Several courses of action are suggested by this work. First, future studies are needed to address the impact of individual behavioral health diagnoses on ED use. Future studies may also assess the relative impact of the diagnosis and psychosocial factors, because it has been shown that psychosocial factors also affect ED use rates among frequent users (
9,
18). Future studies and ongoing clinical care management efforts should include data from the entire record, not just the ED notes, when seeking to identify patients for whom behavioral health factors may affect ED use. Finally, given the impact of removing behavioral health factors from the counterfactual model, clinical quality improvement and cost control efforts, as well as research, may be initiated to determine whether identification and case management of patients with behavioral health risk factors affect ED use rates.
This study had several limitations. First, we examined the impact of categories of behavioral health diagnoses rather than individual behavioral health diagnoses. This was done because it was not possible to confirm diagnoses with standard tools. Therefore, we did not attempt to calculate the relative predictive power of individual diagnoses, such as delirium and dementia. Similarly, we could not verify that patients with an insomnia diagnosis met insomnia diagnostic criteria and what type of insomnia they had. In addition, we could not determine how adjustment disorder diagnoses were made or how accurate they were; we suspect that for at least some patients, a diagnosis of adjustment disorder was a proxy for the presence of a high level of psychosocial distress experienced by the patient or family. Also, we were not able to include the severity of behavioral health conditions, only the presence or absence of these conditions. Second, it was not possible to confirm that prescription of a medication with multiple possible uses (for example, valproate) was exclusively for psychotropic versus nonpsychotropic indications. Third, this retrospective study captured only visits to the MGH ED and, as such, may be an underestimation of the likelihood and intensity of ED use. Fourth, although the simulated removal of behavioral health factors predicted lower ED use rates, this study could not determine whether actual reduction in the frequency or severity of behavioral health factors— for example, by improved recognition and treatment—might reduce ED use. Finally, this study could not explain how or why behavioral health factors predicted ED use.

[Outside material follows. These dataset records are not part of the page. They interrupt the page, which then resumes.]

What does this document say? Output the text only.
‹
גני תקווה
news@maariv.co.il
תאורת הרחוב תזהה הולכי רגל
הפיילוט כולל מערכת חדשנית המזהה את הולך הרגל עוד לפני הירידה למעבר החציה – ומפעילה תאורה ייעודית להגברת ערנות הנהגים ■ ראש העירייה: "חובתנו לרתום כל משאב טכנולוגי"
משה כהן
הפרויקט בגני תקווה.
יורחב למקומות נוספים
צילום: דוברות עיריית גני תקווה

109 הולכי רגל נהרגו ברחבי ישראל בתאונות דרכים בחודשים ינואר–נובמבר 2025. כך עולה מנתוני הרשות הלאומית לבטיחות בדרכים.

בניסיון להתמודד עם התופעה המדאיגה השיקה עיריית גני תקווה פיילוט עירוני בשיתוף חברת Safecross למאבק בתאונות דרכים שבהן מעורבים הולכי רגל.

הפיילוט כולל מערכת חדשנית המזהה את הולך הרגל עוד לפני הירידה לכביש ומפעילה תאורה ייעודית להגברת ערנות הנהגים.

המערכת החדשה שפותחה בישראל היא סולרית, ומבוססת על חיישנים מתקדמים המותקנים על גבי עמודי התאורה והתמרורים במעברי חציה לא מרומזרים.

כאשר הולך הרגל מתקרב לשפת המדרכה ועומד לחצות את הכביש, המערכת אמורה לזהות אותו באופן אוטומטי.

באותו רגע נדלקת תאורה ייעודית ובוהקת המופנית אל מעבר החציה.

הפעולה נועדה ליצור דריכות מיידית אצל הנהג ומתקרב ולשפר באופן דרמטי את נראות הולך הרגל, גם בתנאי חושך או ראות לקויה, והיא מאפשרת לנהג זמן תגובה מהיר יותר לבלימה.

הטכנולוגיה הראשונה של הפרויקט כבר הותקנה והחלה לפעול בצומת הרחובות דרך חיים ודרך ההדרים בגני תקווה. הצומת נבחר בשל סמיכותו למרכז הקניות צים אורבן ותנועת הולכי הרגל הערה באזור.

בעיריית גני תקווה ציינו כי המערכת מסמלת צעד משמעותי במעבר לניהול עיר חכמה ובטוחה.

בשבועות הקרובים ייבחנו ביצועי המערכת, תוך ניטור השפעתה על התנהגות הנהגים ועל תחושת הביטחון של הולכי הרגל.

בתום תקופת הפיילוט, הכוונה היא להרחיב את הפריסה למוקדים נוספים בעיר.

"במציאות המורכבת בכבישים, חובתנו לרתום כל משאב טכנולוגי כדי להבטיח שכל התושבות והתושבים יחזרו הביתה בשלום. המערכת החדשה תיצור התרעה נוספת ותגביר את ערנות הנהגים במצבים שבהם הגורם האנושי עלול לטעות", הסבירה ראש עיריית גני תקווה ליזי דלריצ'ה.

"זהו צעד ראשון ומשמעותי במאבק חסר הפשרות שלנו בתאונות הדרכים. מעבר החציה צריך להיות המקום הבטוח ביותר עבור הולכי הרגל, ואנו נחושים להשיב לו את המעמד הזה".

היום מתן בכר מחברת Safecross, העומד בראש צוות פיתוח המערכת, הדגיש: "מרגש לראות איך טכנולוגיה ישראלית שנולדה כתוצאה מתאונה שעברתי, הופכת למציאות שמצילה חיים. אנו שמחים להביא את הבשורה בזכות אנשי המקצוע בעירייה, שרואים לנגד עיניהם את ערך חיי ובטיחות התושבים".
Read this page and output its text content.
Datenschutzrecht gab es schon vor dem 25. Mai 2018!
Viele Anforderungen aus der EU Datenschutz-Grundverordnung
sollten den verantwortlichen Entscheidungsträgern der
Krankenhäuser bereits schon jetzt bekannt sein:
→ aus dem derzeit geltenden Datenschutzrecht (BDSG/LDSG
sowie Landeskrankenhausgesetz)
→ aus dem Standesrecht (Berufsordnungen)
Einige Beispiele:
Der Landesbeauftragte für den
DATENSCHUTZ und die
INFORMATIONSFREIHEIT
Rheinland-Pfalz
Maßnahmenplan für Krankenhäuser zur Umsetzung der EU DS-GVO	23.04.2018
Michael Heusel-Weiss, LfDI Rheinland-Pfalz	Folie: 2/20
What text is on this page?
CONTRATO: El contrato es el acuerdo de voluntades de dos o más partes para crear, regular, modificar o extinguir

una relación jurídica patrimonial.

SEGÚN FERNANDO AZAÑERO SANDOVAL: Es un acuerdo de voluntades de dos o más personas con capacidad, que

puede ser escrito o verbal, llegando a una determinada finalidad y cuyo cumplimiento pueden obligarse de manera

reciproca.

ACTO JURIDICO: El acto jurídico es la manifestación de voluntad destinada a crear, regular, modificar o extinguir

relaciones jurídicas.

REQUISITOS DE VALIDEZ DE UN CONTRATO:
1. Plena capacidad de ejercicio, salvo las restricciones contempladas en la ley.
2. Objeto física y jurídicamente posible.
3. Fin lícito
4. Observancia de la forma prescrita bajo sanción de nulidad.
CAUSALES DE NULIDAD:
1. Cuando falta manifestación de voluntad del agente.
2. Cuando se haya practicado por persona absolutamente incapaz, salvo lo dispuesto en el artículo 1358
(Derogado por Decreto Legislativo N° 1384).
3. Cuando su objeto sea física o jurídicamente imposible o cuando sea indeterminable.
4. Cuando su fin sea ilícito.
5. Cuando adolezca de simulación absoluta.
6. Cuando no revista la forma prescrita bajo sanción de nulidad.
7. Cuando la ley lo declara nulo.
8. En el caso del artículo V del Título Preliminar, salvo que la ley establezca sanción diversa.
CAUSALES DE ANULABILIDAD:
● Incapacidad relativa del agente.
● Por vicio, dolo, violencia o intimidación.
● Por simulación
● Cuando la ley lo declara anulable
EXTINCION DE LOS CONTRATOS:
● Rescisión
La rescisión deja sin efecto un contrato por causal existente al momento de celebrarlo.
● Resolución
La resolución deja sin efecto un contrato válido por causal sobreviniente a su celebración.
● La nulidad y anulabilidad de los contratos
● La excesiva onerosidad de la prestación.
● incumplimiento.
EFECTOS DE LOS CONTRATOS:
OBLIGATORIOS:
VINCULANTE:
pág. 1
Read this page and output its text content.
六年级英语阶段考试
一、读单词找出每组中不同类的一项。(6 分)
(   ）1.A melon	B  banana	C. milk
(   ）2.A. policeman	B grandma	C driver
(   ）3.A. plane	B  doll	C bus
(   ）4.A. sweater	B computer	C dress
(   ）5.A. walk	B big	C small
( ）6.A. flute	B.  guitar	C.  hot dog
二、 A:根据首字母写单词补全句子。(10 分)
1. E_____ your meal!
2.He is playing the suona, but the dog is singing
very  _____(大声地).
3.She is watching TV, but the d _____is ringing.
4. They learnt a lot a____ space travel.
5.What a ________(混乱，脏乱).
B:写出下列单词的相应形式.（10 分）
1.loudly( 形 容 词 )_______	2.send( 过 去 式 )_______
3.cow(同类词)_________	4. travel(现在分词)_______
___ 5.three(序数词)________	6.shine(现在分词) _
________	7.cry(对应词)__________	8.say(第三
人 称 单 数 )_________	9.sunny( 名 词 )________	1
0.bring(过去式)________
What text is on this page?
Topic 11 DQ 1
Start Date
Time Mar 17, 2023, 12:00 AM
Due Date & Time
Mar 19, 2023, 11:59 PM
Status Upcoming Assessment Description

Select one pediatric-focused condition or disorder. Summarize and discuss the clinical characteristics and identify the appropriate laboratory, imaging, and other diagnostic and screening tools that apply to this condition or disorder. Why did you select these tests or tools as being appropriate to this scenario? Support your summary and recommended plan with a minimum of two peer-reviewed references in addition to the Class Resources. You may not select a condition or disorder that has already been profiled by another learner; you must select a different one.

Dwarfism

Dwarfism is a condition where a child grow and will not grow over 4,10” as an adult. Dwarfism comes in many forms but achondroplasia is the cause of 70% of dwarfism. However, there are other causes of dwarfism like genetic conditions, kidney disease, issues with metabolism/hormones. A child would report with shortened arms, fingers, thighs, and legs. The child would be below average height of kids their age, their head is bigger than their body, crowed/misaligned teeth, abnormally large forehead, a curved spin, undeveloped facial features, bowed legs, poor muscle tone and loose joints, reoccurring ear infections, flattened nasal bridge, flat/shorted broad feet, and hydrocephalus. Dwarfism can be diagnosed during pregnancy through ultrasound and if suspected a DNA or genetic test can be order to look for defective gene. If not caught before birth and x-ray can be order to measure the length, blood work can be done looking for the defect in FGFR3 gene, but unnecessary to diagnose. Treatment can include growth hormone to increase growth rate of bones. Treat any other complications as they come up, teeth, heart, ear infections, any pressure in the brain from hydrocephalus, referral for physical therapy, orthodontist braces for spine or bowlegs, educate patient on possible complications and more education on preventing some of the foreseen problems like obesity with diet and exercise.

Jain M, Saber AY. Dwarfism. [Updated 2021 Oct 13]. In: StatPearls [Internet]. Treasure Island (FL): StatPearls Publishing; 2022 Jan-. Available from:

One can reasonably speculate that the presence of psychiatric illness (including substance abuse) or psychosocial problems may interfere with some patients’ capacity to engage with a treatment plan or collaborate with their clinicians, but this is an area for future investigation.
Conclusions
Behavioral health factors—especially the count of psychiatric diagnosis categories and psychotropic medications and the presence of a diagnosis of psychosis, a neuropsychiatric problem, an adjustment disorder, or a sleep disorder—predicted greater ED use in a high-risk, high-cost Medicare population after the analysis was controlled for comorbidities and other relevant variables.